В дверях другой комнаты, застыв в гордом презрении, стоял Васо. Теперь же, надув губы, он повернулся, собираясь выйти.
– Он? – Панкрац понял это по взгляду Краля, – Могли бы ему сдачи дать! Если вы еще этого не сделали, то скоро будет республика, тогда и покажете им! А сейчас садитесь, Краль! Я подойду к вам, и мы снова чокнемся! – улыбка исчезла с его лица, а сам он постепенно удалялся от него. Бросив взгляд на старого Смуджа, он вошел в другую комнату и там очень громко и весело со всеми раскланялся, – Добрый вечер, господа!
Йошко уже нес Кралю вино. На Панкраца даже не взглянул, более того, как бы нарочно отвел от него глаза. Васо скользнул по нему взглядом и отвернулся.
– Хи-хи-хи! По такой грязи! – захихикал Ножица, втянув голову в плечи. Единственно капитан сердечно приветствовал его, но и он, в конце концов, стал более сдержанным, ибо Панкрац вместо того, чтобы протянуть ему руку, повернулся в другую сторону и начал раздеваться.

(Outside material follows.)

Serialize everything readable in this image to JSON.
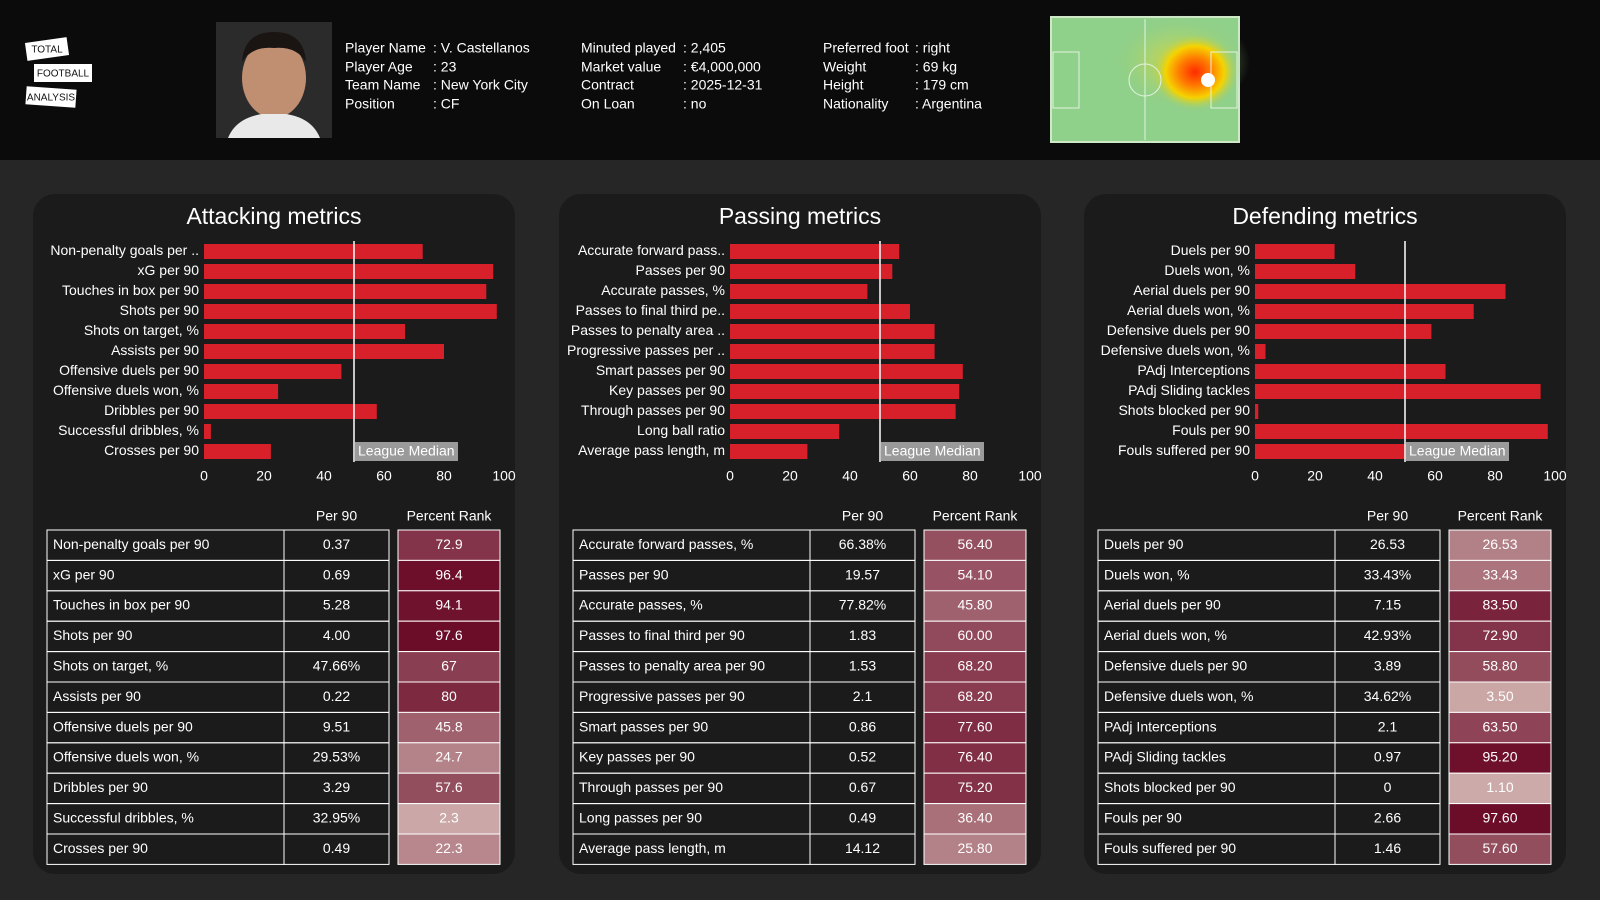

– Что за черт вас принес, какая такая необходимость! – капитан смотрел на перепачканную грязью одежду Панкраца, не переставая улыбаться.
– Я рассчитывал найти на станции какую-нибудь машину! Мой добрый дядя Йошко не удостоился подвезти меня на автомобиле! – Панкрац сел, вытянув ноги. – А приехать чертовски было нужно! – усмехнулся он и обернулся к старому Смуджу, приковылявшему в комнату; лицо у старика было серым, беспокойным, он сглатывал слюну.
– Сегодня ночью я все деньги проиграл в карты, а завтра истекает срок выплаты долга.
От долгого сглатывания старый Смудж стал задыхаться, лицо передернуло судорогой. В другой комнате раздался звон рюмок. Это чокались Краль и Йошко. По стеклам окон барабанил дождь, а на улице стояла черная, глухая ночь, затаившаяся, подобно призраку. В наступившей тишине слышалось только, как зевает Панкрац да как из соседней комнаты жена Смуджа зовет к себе Панкраца.
– Ах, маменька все еще лежит! – Панкрац поднялся, потянулся, позевывая, и с ухмылкой, с какой рисуют смерть, отправился туда.